Ils parlent une langue austronésienne propre, le rejang, qui a possédé un système d’écriture natif, le kaganga, aujourd’hui remplacé par l’alphabet latin dans l’usage quotidien. Un trait qui frappe dans leur culture est la liberté accordée aux enfants : dès le plus jeune âge, ils sont écoutés et encouragés à prendre leurs propres décisions, et les parents ont tendance à respecter ces choix même lorsqu’ils sont en désaccord avec le résultat.
Des écoles primaires, secondaires et techniques sont présentes dans la région rejang, mais de nombreux jeunes n’achèvent pas leurs études, et le chômage est élevé parmi eux.
Selon la tradition linguistique, les ancêtres des Rejang sont venus du nord-ouest de Bornéo, dans la région aujourd'hui connue sous le nom de Sarawak, traversant le détroit de Karimata vers les hautes terres de Bengkulu il y a de nombreux siècles. Ils se sont établis sur les versants de la chaîne de Barisan et ont développé le kaganga, un système d'écriture propre antérieur à l'arrivée de l'islam dans la région.

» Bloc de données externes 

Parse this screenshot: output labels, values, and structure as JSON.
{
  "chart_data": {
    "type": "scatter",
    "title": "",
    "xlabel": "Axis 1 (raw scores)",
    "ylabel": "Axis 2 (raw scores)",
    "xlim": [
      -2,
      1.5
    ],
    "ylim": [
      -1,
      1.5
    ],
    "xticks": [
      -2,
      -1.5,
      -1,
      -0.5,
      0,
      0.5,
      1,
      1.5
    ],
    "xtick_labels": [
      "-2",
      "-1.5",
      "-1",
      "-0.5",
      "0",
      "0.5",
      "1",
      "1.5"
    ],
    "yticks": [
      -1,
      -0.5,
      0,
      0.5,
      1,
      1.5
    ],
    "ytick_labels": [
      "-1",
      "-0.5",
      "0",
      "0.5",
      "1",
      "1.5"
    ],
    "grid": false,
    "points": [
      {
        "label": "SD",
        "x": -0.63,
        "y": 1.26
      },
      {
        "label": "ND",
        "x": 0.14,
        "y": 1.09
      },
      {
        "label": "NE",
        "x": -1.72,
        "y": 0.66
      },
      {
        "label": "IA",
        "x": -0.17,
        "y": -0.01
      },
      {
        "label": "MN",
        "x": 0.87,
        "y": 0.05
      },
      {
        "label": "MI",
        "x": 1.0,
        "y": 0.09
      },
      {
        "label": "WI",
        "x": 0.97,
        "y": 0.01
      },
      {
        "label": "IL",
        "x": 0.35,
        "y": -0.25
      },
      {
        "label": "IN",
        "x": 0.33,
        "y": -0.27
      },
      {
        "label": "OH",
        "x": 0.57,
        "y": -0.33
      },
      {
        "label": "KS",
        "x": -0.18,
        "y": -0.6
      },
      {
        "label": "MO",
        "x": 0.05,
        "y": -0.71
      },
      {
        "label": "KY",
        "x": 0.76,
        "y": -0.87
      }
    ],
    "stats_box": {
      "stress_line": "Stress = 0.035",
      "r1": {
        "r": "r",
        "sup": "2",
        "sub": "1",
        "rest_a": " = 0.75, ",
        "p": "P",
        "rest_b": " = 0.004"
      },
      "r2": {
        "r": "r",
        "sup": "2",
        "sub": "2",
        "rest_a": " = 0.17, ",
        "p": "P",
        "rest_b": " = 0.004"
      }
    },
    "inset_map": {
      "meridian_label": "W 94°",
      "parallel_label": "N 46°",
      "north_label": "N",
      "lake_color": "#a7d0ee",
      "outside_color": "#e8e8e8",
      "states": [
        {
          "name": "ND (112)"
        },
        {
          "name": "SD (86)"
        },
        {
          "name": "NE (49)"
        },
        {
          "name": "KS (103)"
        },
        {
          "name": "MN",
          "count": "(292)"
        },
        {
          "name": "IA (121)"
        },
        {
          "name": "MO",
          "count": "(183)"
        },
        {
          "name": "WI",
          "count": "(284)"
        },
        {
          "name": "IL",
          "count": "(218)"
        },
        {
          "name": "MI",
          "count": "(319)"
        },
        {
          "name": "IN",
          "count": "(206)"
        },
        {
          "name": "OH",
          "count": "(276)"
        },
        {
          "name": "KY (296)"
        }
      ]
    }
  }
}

L'islam est arrivé vers le XVIe siècle, apporté par des peuples voisins comme les Minangkabau, ceux de Banten et les Acehnais, et il est aujourd'hui suivi par la quasi-totalité du peuple rejang, majoritairement selon l'école sunnite chaféite. Malgré tout, des pratiques religieuses plus anciennes, comme des offrandes en des lieux comme le mont Kaba, restent présentes aux côtés de la foi islamique dans le quotidien de la communauté.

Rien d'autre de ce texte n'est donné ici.